Zendesk Automation FAQ
What is the difference between a trigger and an automation in Zendesk? A trigger fires immediately when a ticket is created or updated. An automation runs once an hour and acts based on how much time has passed. Use triggers for instant actions like routing and notifications, and automations for time-based work like follow-ups and auto-close.
How often do Zendesk automations run? Once every hour, on all non-closed tickets. The run starts at some point within each hour, so don't build anything that depends on exact timing.
How many automations can you have in Zendesk? Up to 500 active automations at a time, and each one must be under 65kb. They run in order from top to bottom, so an earlier automation can affect a later one.
Why does my Zendesk automation keep firing or emailing repeatedly? It's missing an off switch. Add an action that changes the ticket so it no longer matches the conditions, or add a tag the automation checks for and skips.

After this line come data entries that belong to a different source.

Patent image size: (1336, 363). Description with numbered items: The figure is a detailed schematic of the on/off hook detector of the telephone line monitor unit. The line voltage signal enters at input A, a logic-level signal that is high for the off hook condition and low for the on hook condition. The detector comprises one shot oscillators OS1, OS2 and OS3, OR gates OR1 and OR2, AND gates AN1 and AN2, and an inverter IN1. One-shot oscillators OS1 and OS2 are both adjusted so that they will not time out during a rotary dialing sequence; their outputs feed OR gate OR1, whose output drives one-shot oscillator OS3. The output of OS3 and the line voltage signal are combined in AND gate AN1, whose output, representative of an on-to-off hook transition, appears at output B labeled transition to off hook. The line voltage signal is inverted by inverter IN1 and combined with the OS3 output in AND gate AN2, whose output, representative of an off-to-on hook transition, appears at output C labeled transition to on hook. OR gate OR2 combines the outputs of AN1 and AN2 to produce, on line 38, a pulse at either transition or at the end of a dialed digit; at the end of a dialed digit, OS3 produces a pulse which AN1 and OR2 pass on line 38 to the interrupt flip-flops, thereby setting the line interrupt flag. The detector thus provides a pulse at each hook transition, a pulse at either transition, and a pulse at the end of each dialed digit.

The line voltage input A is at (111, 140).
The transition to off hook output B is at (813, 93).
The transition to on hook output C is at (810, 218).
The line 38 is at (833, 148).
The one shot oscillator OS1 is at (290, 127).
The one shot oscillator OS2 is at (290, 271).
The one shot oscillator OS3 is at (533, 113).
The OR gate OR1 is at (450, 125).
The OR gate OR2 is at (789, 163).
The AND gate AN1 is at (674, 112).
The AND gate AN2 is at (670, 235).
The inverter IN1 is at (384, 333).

Without one, the rule re-fires every hour.
What's the difference between Zendesk macros and automations? A macro is a set of actions an agent applies with a click, so it needs a human. An automation runs on its own, on a schedule. Macros are for repeatable replies agents send by hand; automations are for time-based work that should happen without anyone touching it.
What are the best AI tools to automate Zendesk beyond native rules? Native automations handle routing, tagging, and follow-ups, but they can't read a ticket or resolve a complex one. For that, teams add an AI support agent that works inside Zendesk. Pluno is built for technical, B2B support, where it learns from resolved tickets to draft replies, resolve tickets safely, and escalate to engineering with full context.